Baylor tops Texas law schools in bar exam pass rateNov. 9, 2010
Makenzie Mason | Lariat Photographer
Des Moines, Iowa, first-year law school student Bri Turner studies Monday in the Sheila and Walter Umphrey Law Center.
By Meghan Hendrickson
Baylor School of Law was listed as having the highest passing rate out of the nine law schools in Texas on the Texas State Bar Exam after the scores were released for the exam that was administered in July.
This is the 14th time since 2001 that the law school has come out on top in regard to its students' pass rate on the bar, which was 94.64 percent this year. The exam is administered twice a year.
"Obviously it's more than mere coincidence," Jim Wren, professor of law, said. "I think it is reflective of a very excellent group of students that work and get worked very hard. It is a hard-working group and the results show up in the objective data."
Brad Toben, dean of the Baylor School of Law, attributed the school's success to several factors.
"We matriculate in bringing to the law school very bright and highly capable students who are among the best students across the nation," Toben said. "We have a very significant focus on teaching and mentoring our students. We are a very small law school with an environment that encourages and fosters forming meaningful mentoring relationships between the faculty and the students."
Toben has been at Baylor since 1983 and has been the dean of the law school since 1991. He said that in order to practice law, students must pass two exams: the Texas State Bar Exam and the Multi-State Professional Responsibility Exam, an exam on professional ethics.
Law school students typically take the bar exam after completing the three-year law school program and studying for, as Toben said, "a whole bunch of hours."
The eight other law schools that Baylor ranks above now include: Texas Tech University, Texas Wesleyan University, the University of Texas, Southern Methodist University, St.
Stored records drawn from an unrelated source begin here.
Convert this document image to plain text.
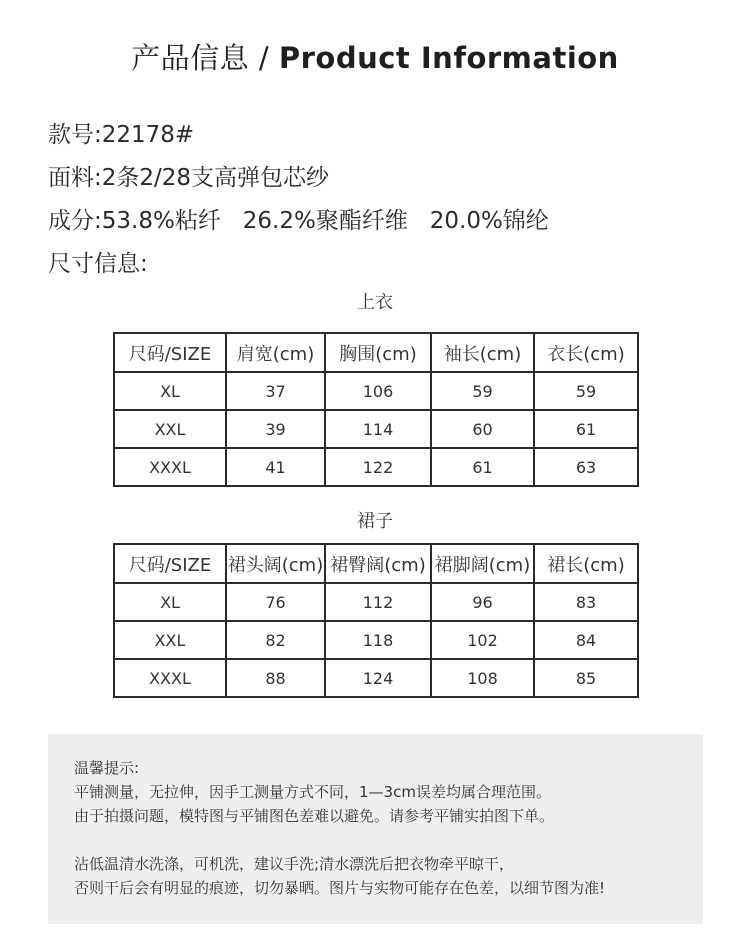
产品信息 / Product Information
款号:22178#
面料:2条2/28支高弹包芯纱
成分:53.8%粘纤   26.2%聚酯纤维   20.0%锦纶
尺寸信息:
上衣
尺码/SIZE	肩宽(cm)	胸围(cm)	袖长(cm)	衣长(cm)
XL	37	106	59	59
XXL	39	114	60	61
XXXL	41	122	61	63
裙子
尺码/SIZE	裙头阔(cm)	裙臀阔(cm)	裙脚阔(cm)	裙长(cm)
XL	76	112	96	83
XXL	82	118	102	84
XXXL	88	124	108	85
温馨提示:
平铺测量，无拉伸，因手工测量方式不同，1—3cm误差均属合理范围。
由于拍摄问题，模特图与平铺图色差难以避免。请参考平铺实拍图下单。
沾低温清水洗涤，可机洗，建议手洗;清水漂洗后把衣物牵平晾干，
否则干后会有明显的痕迹，切勿暴晒。图片与实物可能存在色差，以细节图为准!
Mary's University in San Antonio, South Texas College of Law in Houston, the University of Houston and Texas Southern University School of Law.
Toben said the students who haven't taken the exam are always very encouraged by these results.
"They will go into the bar exam with confidence that they have learned and mastered what is necessary to pass the bar exam," Toben said.
"And I also believe it gives them a sense that there will be a very successful ending to their academic endeavors."
A first-year law student from Des Moines, Iowa, Bri Turner is an example of Toben's view that current students will be encouraged by the results.
"It's very comforting because you can't practice law in Texas without passing the bar, and so it's good to know that all of the hard work will pay off because most Baylor law students pass the bar," Turner said.
Turner came to study law at Baylor because of its emphasis on child advocacy.
"Primarily I decided to study law because I really enjoyed reading and writing and I knew this was a way to give back to the community in a manner that would be engaging, and I felt this was a career that would be able to sharpen my skills as I grow older and challenge me intellectually," Turner said.
Toben said the faculty is very proud of the pass rate Baylor law students achieved.
"Nothing makes the faculty happier than to see our students succeed in all they do," Toben said.
Wren said the faculty works the students hard because they're going to have people whose lives, in multiple ways, depend on them.
"We're preparing people now because clients are going to be depending on them," Wren said. "It's a sacred trust."